Components take props as the first argument and ComponentContext as the second:

function MyComponent(props, componentContext) {}

componentContext contains a render method, which you can use to render other JSX components.

Context

Similar to React's context, AI.JSX lets you set context to control values for parts of your tree.

// Create a context with a default value of 0.
const Temperature = AI.createContext(0.0);

// Create a component that reads the context
function CharacterGenerator(props: Record<string, never>, { getContext }: AI.RenderContext) {
return (
<Completion temperature={getContext(Temperature)}>
Create a bio for a character in an RPG game.
</Completion>
);
}

showInspector(
<>
{/* Set the value for temperature */}
<Temperature.Provider value={0.0}>
🥶🥶🥶:{'\n'}
<CharacterGenerator />
</Temperature.Provider>

{/* Set the value for temperature */}
<Temperature.Provider value={2.0}>
🔥🔥🔥:{'\n'}
<CharacterGenerator />
</Temperature.Provider>
</>

Each instance of CharacterGenerator will use the context value set by its nearest Temperature.Provider parent.

See also:

Handling Errors

Use an ErrorBoundary to provide fallback values when a component throws:

<ErrorBoundary fallback={'✅ Error was handled'}>
<FailingComponent />
</ErrorBoundary>

Error boundary example: (packages/examples/src/errors.tsx).

Memoization

Imagine you have the following:

const catName = (
<ChatCompletion>
<UserMessage>Give me a cat name</UserMessage>
</ChatCompletion>
);

<ChatCompletion>
<UserMessage>
Give me a story about these two cats:
{catName}
{catName}
</UserMessage>
</ChatCompletion>;

In this case, catName will result in two separate model calls, so you'll get two different cat names.

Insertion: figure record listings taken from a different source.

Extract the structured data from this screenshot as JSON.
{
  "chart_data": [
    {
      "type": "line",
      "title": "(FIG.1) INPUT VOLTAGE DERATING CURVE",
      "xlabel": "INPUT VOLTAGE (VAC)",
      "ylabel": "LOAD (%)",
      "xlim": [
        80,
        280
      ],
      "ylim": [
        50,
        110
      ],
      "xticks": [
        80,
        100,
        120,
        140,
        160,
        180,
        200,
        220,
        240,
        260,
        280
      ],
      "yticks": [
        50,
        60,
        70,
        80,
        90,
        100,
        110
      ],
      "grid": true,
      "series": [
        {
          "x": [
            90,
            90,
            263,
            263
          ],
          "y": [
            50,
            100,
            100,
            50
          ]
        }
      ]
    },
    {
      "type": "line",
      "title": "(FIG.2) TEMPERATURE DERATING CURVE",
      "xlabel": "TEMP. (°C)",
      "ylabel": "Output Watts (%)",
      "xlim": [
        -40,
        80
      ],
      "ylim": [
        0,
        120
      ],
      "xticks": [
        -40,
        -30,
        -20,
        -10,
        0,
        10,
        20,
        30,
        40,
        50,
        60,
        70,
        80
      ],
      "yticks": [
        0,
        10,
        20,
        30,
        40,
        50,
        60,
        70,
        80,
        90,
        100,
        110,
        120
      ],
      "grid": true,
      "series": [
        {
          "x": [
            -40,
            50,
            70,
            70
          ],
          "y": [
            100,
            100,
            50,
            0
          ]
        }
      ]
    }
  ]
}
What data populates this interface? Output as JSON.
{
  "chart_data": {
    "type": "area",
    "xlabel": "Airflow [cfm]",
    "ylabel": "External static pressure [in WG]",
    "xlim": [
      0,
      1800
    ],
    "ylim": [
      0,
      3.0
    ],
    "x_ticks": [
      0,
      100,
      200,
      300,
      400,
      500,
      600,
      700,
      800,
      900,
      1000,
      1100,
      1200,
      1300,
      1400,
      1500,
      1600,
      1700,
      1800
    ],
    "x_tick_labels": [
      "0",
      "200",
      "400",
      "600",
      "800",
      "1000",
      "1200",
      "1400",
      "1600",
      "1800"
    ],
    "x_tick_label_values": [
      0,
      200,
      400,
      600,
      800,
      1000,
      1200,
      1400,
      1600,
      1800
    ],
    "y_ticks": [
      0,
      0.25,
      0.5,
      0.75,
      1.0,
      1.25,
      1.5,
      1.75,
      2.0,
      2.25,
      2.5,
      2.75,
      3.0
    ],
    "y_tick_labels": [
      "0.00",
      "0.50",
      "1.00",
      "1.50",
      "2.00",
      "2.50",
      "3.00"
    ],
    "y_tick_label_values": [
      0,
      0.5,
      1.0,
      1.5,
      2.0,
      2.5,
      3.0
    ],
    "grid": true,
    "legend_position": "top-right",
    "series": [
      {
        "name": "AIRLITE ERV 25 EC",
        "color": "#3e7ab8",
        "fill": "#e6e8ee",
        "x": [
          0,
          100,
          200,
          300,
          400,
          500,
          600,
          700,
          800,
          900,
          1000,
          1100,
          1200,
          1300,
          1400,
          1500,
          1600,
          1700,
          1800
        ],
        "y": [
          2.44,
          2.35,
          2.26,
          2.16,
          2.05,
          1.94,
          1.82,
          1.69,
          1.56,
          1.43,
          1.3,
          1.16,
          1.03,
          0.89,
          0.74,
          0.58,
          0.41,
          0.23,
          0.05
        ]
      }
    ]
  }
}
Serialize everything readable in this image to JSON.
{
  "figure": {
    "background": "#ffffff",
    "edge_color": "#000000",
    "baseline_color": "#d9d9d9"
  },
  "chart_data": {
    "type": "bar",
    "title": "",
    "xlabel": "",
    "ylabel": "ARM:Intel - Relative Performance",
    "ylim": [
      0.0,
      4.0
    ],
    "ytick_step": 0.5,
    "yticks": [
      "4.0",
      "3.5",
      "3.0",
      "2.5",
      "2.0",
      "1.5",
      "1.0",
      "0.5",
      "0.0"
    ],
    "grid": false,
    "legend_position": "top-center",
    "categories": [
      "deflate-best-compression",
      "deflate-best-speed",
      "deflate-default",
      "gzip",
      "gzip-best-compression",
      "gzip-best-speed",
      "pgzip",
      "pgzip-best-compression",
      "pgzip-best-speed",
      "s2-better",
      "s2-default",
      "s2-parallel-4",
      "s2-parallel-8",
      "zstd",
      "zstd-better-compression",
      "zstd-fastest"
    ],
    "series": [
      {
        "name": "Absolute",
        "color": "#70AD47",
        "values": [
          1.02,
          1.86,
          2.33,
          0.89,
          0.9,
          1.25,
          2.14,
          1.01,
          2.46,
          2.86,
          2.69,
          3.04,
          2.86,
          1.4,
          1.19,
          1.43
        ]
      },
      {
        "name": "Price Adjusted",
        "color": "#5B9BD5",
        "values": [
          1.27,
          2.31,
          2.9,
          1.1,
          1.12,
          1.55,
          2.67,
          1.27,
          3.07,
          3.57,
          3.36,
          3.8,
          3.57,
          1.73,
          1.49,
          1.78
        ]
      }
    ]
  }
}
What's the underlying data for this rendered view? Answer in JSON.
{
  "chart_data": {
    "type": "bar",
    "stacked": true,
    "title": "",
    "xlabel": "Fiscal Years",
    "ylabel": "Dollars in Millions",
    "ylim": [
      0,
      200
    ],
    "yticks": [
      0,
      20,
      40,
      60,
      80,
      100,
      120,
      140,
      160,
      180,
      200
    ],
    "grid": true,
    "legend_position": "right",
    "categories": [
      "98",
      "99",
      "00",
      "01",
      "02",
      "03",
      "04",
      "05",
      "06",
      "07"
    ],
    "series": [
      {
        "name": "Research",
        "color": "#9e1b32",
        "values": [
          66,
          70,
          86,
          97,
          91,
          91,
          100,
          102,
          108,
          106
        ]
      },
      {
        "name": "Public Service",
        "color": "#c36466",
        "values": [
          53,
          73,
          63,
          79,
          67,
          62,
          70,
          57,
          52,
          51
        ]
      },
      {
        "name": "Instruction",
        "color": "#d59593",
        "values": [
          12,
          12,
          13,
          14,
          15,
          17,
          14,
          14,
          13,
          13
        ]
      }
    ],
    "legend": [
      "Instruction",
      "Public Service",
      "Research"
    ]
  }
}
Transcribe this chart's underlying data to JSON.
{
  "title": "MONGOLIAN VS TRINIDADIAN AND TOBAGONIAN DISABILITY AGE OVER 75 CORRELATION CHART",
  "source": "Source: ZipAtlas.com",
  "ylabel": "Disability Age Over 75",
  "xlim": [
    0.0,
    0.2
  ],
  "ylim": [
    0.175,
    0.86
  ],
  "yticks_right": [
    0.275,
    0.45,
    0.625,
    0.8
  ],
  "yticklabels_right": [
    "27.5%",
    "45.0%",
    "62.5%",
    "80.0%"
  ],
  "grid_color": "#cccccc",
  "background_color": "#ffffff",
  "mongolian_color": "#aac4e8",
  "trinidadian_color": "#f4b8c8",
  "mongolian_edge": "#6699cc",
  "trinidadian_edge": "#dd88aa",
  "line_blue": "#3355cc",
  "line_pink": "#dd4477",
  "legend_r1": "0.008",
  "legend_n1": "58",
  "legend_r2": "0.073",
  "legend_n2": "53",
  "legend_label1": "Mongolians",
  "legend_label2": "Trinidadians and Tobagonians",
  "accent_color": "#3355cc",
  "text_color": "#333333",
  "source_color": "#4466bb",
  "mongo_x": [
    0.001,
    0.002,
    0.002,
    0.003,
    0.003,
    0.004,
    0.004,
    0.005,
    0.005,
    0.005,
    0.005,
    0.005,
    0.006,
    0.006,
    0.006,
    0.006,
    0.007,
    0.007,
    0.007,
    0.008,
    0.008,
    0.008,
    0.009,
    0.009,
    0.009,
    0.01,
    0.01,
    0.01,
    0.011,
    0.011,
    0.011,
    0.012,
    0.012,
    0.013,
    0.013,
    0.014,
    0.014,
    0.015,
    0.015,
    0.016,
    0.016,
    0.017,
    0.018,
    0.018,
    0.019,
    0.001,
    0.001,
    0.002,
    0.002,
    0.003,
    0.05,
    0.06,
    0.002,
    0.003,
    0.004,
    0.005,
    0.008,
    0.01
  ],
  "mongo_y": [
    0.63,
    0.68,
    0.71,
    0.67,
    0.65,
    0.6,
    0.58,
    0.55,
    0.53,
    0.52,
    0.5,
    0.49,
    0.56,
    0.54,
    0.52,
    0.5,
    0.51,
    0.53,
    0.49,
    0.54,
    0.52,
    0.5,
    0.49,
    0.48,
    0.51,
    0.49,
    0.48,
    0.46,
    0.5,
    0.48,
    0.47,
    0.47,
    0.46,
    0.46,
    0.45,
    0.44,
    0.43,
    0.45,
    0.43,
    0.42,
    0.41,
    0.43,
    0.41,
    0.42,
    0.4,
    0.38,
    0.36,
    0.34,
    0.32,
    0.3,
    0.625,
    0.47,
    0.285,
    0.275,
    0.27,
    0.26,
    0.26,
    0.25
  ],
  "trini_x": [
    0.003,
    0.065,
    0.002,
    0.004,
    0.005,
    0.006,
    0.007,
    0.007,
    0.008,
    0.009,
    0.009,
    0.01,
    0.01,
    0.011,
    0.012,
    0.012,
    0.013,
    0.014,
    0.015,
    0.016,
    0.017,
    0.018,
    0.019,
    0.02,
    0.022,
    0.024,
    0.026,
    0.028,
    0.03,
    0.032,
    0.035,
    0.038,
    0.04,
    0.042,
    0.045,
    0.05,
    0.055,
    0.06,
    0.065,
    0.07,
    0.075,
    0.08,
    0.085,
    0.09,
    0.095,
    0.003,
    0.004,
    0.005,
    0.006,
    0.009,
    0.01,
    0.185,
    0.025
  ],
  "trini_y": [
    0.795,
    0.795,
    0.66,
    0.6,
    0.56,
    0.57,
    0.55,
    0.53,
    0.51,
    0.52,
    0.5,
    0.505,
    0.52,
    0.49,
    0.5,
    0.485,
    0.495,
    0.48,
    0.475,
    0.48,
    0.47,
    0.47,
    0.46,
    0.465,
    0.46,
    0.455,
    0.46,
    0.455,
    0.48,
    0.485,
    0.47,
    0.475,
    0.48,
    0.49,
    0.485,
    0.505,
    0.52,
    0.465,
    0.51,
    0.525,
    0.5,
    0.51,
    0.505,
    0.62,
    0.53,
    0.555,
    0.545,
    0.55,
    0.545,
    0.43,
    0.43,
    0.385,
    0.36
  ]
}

If this is not desired, you can wrap the component in memo:

const catName = memo(
<ChatCompletion>
<UserMessage>Give me a cat name</UserMessage>
</ChatCompletion>
);
<ChatCompletion>
<UserMessage>
I have a cat named {catName}. Tell me a story about {catName}.
</UserMessage>
</ChatCompletion>;

Now, catName will result in a single model call, and its value will be reused everywhere that component appears in the tree.